On pourrait donc tenter de modéliser l’intelligence collective à partir de cet exemple des CPTS comme s’il s’agissait d’un réseau neuronal. Au départ il existe un constat, la difficulté d’accès aux soins. C’est le point de départ de l’influx, comme celui qui part des capteurs sensitifs de notre corps. La mise en relation structurelle des différents acteurs constitue autant de neurones qui communiquent entre eux et échangent des informations (état du patient, diagnostics évoqués, stratégie thérapeutique, suivi…). Cette transmission au travers de sortes de « synapses » [des espaces d’échange dédiés], qui sont finalement des accords entre les différents acteurs, ne peut se faire sans qu’il existe des neurotransmetteurs, des sortes de « passeurs » de l’information et de la volonté initiale. Sans énergie, rien de tout cela ne peut fonctionner. Cette énergie est fournie par les finances, lesquelles sont dépendantes du politique, mais surtout de l’administratif.

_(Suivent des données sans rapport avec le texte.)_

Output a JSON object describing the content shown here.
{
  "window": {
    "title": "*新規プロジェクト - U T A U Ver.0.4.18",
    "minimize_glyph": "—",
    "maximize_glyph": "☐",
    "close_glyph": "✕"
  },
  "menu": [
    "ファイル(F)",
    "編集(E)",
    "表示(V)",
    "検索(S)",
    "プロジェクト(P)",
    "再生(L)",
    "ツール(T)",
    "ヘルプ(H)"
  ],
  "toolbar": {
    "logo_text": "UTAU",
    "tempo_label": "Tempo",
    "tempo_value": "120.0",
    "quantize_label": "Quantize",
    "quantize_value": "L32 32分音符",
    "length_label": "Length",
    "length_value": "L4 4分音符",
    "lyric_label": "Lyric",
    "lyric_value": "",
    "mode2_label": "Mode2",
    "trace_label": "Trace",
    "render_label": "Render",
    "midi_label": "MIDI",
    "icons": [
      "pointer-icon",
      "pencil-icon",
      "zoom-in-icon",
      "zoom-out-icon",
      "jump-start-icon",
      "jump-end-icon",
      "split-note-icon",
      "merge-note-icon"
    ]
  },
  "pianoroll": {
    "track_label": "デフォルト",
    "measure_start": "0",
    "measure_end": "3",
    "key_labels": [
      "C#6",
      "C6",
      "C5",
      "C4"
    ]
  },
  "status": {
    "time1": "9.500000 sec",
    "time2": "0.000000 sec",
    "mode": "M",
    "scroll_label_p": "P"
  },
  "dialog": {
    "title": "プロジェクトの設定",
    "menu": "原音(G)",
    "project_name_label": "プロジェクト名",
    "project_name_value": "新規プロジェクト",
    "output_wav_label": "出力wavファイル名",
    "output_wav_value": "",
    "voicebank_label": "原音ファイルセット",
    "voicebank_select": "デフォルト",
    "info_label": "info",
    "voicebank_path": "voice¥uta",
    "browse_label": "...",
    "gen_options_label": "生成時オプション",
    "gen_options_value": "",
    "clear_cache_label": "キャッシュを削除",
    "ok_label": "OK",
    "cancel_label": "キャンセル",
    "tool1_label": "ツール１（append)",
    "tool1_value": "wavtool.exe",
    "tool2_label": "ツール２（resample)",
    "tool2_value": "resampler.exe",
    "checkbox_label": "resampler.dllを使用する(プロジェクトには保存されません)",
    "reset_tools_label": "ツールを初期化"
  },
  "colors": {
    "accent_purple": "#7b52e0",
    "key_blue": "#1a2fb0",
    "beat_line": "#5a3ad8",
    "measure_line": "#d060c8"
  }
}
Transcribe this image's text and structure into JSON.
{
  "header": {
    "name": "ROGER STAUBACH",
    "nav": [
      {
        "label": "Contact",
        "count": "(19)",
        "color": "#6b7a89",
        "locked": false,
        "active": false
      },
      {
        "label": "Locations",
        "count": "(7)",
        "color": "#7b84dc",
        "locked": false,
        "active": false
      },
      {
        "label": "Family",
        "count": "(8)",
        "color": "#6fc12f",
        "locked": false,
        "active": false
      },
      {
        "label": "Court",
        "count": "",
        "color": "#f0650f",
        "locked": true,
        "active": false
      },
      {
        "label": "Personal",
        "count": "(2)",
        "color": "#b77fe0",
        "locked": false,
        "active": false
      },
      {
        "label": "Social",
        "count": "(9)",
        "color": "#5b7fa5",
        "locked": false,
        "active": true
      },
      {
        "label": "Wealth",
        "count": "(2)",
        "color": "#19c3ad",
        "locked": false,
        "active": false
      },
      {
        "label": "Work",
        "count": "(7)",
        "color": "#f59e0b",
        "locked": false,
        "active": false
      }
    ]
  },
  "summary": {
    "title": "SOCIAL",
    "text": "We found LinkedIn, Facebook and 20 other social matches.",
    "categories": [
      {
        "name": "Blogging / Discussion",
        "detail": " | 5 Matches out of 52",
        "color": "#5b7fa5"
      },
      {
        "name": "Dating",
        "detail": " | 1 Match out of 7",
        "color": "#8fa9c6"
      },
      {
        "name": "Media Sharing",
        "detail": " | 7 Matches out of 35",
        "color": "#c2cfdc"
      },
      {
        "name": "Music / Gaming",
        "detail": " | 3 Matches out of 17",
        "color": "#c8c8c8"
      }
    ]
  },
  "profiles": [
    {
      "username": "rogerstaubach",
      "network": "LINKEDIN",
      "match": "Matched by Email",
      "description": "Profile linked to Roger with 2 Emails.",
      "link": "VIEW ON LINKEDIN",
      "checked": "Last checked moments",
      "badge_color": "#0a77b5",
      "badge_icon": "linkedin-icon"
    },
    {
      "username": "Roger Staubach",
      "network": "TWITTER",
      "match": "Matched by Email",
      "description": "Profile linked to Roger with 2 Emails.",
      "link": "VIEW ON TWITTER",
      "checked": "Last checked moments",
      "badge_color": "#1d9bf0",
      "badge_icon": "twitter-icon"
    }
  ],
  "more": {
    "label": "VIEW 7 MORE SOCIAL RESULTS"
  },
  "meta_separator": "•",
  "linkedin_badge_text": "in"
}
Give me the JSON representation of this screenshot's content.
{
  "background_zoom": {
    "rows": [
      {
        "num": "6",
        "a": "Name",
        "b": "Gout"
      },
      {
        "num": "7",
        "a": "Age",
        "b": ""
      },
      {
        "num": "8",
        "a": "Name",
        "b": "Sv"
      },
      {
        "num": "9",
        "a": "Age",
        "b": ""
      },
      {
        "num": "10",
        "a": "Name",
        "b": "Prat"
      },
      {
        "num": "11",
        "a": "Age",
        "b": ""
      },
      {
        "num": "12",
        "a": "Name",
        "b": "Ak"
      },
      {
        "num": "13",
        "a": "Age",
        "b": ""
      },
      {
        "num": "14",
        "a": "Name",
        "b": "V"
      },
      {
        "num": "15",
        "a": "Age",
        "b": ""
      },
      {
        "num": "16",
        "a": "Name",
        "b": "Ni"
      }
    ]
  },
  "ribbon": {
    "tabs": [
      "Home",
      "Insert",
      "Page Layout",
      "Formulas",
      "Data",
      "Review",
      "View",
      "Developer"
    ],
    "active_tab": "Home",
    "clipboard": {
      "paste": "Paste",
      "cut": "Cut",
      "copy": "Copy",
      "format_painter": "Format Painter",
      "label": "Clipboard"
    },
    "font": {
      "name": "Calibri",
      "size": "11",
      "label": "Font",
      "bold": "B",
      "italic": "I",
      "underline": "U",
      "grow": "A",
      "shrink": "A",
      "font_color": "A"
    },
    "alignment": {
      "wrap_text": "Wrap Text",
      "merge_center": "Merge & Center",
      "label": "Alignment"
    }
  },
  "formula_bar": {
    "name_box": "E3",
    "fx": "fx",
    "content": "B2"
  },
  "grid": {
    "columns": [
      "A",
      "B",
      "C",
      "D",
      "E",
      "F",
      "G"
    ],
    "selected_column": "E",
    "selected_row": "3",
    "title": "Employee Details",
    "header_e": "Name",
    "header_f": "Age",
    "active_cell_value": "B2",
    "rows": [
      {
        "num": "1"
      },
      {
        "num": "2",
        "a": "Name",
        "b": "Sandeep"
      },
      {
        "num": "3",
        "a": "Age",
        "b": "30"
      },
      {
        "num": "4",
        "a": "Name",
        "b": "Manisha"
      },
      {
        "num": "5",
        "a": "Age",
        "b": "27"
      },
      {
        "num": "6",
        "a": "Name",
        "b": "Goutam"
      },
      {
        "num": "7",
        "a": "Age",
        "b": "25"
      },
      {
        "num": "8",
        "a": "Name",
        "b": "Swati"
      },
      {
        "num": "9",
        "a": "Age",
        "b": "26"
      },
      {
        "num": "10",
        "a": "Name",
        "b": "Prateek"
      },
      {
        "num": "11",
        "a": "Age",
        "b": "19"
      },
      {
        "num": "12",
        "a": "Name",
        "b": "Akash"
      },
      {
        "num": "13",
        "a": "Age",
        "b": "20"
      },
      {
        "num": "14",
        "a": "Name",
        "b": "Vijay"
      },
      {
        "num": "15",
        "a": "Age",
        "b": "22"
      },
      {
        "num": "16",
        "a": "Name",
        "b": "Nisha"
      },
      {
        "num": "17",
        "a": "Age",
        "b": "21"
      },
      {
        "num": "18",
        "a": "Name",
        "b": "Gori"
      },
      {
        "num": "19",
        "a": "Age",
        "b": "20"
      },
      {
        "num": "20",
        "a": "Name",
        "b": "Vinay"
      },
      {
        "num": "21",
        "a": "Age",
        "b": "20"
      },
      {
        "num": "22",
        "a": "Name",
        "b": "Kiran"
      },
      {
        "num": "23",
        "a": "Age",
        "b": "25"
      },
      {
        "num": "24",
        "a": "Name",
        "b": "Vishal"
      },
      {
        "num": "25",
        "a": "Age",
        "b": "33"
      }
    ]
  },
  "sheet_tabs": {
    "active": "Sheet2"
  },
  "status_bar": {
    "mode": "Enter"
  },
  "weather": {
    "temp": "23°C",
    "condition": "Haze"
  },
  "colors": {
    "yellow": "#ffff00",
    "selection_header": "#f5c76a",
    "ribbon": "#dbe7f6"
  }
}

Vous l’aurez compris, le Comité Scientifique eSanté de DigiLence Santé croit en l’intelligence collective pour créer des solutions innovantes et pertinentes dans de nombreux domaines et s’attachera non seulement à en parler dans les billets et articles de cette partie de notre blog, mais aussi à la mettre en œuvre dans les missions de conseil et d’accompagnement que DigiLence mènera à bien. Il s’agira d’en utiliser les outils et méthodes à bon escient, lorsque le cadre et les contraintes sanitaires le permettront, afin de ne jamais perdre de vue que l’ensemble des solutions digitales que nous évoquons ici sont avant tout au service de l’Humain, qui doit en nourrir le développement.
[1] Pour prolonger l’exploration des types d’intelligences, que la société dans laquelle nous vivons n’encourage pas toujours dans toutes leurs dimensions, n’hésitez pas à vous intéresser aux travaux d’Howard Gardner sur les intelligence multiples [2] Lior Zoref. Mindsharing, the art of crowdsourcing everything. TED 2012 Conference, Long Beach (CA), USA, Feb. 29, 2012.